The closest training centre to me is about 5 minutes up the road and they have R22s and R44s to learn in. However I've been told that the Cabri G2 is a much safer, easier helicopter to fly - that would mean travelling for 45 minutes or so to get to a centre that has those, but is that a better option? I've also heard some people say that if you learn to fly an R22 you will find flying anything else easy!?

Thanks in advance for your help.

Cheers,
Mark
The best training helicopter is the one your instructer uses. Pick your instructor first! That is the most important aspect of flight instruction. The instructer has to be able to teach you according to your learning style. I would travel to the best instructer I could find, quality instruction is the determinant of the rest of your flying career. I use the term 'career' because you want to be as serious, careful and professional in all your flying. Flying is not especially dangerous but it is spectacularly unforgiving; and bad habits acquired early are very difficult to train out of.

Don't worry about instructional airframe, Bell, Schweizer, Robinson, whatever should not be your problem. Airframe availability is more important. I would travel to a school with adequate resources, both airframe and instructional infrastructure, to avoid interrupted training sessions.
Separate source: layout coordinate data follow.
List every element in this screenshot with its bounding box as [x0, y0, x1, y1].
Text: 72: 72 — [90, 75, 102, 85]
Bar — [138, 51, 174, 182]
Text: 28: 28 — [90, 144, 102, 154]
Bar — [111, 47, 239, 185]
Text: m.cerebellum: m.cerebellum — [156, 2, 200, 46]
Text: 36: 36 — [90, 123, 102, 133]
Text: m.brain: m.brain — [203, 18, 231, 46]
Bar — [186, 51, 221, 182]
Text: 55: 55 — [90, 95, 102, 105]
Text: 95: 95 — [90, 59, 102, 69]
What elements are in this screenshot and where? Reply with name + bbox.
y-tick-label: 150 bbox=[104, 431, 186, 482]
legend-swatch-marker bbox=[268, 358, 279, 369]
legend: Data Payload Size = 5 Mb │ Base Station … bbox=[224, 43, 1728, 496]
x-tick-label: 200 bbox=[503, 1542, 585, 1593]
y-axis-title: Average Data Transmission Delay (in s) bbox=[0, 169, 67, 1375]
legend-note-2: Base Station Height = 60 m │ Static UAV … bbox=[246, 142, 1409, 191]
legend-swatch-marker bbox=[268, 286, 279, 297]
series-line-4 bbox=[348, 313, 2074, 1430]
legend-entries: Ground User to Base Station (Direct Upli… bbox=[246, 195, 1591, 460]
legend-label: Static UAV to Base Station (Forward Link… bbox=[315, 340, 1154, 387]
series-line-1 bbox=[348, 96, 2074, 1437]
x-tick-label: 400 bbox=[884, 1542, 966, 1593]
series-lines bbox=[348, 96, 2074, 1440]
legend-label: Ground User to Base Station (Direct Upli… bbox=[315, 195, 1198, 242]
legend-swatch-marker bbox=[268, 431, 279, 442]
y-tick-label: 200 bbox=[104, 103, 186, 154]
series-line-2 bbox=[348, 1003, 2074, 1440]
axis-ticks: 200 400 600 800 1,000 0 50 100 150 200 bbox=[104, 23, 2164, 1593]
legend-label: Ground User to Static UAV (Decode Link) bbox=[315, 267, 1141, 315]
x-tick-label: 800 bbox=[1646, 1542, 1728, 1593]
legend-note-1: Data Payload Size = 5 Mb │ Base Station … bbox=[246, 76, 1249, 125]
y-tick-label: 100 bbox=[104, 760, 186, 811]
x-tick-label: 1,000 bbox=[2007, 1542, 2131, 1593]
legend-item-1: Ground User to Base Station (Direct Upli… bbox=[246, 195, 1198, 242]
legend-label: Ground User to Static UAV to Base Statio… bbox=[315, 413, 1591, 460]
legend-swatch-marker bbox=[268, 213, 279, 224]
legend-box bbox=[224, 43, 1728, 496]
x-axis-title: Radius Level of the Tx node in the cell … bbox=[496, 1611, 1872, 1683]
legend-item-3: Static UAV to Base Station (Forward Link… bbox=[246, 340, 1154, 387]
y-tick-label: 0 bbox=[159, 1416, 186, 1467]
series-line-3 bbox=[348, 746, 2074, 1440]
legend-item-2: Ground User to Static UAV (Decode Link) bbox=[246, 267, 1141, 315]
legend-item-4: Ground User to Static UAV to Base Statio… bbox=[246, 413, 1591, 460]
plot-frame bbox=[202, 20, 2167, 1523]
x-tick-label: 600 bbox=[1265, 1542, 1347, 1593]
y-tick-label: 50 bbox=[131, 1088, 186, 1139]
I recommend doing as much of the ground schooling as you can as early in the process as you can.... Even if you repeat some segments. The student pilot is not just learning to wiggle the stick with some control- you're learning in a different world and it has a different language.

Next, consider frequency of training. An hour a day for a pre-solo is plenty, more is generally not productive. Once you've done 5-10 hours of your 'solos', you can fly more every day and build experience.